The Felon’s Franchise


Attorney General Eric Holder is urging states to overturn laws that bar people convicted of felonies from voting. How many Americans do these laws affect? Quite a few:

Nearly 6 million Americans are barred from voting due to felony disenfranchisement laws. Moreover, the bulk of disenfranchised felons—75 percent—are no longer in prison. Approximately 2.6 million of those remain disenfranchised despite having completed all parts of their sentence (prison time, parole, probation) because they live in states that bar felons from the polls for life. …

Felony disenfranchisement disproportionately affects people of color. Black men are incarcerated at a much higher rate than the rest of the population. According to the Urban Institute, 11.4 percent of African American men aged 20 to 34 were in prison in 2008, compared with just 1.8 percent of white men. One out of every 13 black Americans of voting age can’t vote due to criminal disenfranchisement laws, a number much higher than for any other demographic. This ratio is more stark in Florida, Kentucky, and Virginia, where more than 1 in 5 black adults is barred from the polls. Overall, 2.2 million black Americans have lost the right to vote because of felony disenfranchisement laws.

Roger Clegg brings up the usual objections:

[Holder] conveniently ignores the reason for felon disenfranchisement, namely that if you aren’t willing to follow the law, then you can hardly claim a role in making the law for everyone else, which is what you do when you vote. We have certain minimum, objective standards of responsibility, trustworthiness, and commitment to our laws that we require of people before they are entrusted with a role in the solemn enterprise of self-government. And so we don’t allow everyone to vote: not children, not noncitizens, not the mentally incompetent, and not people who have been convicted of committing serious crimes against their fellow citizens.

But Kevin Drum thinks restoring their rights is pretty fundamental to democracy:

I believe the right to vote is on the same level as free speech and fair trials. And no one suggests that released felons should be denied either of those. In fact, they can’t be, because those rights are enshrined in the Constitution. Voting would be on that list too if it weren’t for an accident of history: namely that we adopted democracy a long time ago, when the mere fact of voting at all was a revolutionary idea, let alone the idea of letting everyone vote. But that accident doesn’t make the right to vote any less important.

A probationary period of some kind is probably reasonable. But once you’re released from prison and you’ve finished your parole, you’re assumed to have paid your debt to society. That means you’re innocent until proven guilty, and competent to protect your political interests in the voting booth unless proven otherwise. No free society should assume anything different.

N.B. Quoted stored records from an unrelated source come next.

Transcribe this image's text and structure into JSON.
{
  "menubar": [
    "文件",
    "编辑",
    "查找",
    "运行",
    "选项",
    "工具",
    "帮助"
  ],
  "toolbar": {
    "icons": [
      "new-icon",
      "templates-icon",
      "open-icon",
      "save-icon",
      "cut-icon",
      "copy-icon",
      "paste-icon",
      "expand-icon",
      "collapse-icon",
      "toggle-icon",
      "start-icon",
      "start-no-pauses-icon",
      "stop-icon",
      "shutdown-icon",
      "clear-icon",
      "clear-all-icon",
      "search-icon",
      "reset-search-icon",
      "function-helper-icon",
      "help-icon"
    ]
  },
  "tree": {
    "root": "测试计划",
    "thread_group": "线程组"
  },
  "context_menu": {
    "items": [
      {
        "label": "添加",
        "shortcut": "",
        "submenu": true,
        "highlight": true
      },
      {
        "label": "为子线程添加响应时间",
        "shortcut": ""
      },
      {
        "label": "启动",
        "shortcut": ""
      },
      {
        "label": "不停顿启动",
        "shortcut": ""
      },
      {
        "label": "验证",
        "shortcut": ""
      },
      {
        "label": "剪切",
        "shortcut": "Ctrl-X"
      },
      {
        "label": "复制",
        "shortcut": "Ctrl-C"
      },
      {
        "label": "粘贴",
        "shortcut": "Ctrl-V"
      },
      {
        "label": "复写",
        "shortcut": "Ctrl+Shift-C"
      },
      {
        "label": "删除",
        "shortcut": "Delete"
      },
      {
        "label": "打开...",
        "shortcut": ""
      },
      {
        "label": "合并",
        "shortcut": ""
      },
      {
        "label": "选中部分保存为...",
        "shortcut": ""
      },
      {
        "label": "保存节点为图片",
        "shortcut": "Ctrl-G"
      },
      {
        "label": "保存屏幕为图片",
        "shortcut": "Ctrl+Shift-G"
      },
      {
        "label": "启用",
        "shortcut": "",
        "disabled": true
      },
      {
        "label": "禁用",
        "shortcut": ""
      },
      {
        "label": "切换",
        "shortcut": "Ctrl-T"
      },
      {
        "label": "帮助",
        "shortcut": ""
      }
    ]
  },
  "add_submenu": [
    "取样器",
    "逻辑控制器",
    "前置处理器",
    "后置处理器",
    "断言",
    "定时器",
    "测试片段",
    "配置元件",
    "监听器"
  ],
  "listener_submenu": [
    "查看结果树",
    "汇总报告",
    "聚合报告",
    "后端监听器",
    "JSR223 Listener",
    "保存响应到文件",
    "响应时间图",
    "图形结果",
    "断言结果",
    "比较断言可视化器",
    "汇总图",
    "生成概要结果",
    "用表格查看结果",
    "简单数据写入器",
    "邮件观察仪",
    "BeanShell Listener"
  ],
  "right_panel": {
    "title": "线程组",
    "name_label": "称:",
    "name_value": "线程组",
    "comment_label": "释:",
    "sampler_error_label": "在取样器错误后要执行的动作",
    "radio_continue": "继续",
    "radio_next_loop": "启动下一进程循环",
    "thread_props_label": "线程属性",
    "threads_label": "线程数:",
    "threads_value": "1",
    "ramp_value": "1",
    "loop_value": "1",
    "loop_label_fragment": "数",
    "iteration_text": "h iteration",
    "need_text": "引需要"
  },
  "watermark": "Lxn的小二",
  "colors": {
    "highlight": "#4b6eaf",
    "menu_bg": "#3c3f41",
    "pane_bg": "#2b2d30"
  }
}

Meanwhile, Rick Hasen notes how resistant conservatives are to early voting, which would also expand the franchise:

[C]onservative critics of early voting runs don’t just mistrust early voters; they mistrust voters in general. As I explained here, there is a fundamental divide between liberals and conservatives about what voting is for: Conservatives see voting as about choosing the “best” candidate or “best” policies (meaning limits on who can vote, when, and how might make the most sense), and liberals see it as about the allocation of power among political equals. Cutting back on early voting fits with the conservative idea of choosing the “best” candidate by restraining voters from making supposed rash decisions, rather than relying on them to make choices consistent with their interests.

Beinart points out the contradiction between the GOP’s desire to attract more black votes and its efforts to restrict voting:

Do the Republicans pushing these restrictions really want to keep blacks from voting? Not exactly. The more likely explanation is that they want to keep Democrats from voting. As the Republican majority leader of the Pennsylvania state legislature said in 2012, the requirement for voter ID “is gonna allow Governor Romney to win the state of Pennsylvania.”

The problem, of course, is that limiting Democratic voting means limiting African-American voting. And in a country that for much of its history denied African Americans the right to vote, pushing laws that make it harder for African Americans to exercise that right touches the rawest of nerves. As long as many African Americans feel the GOP doesn’t want them to vote, it’s unlikely anything the GOP says to African Americans is going to have much positive impact.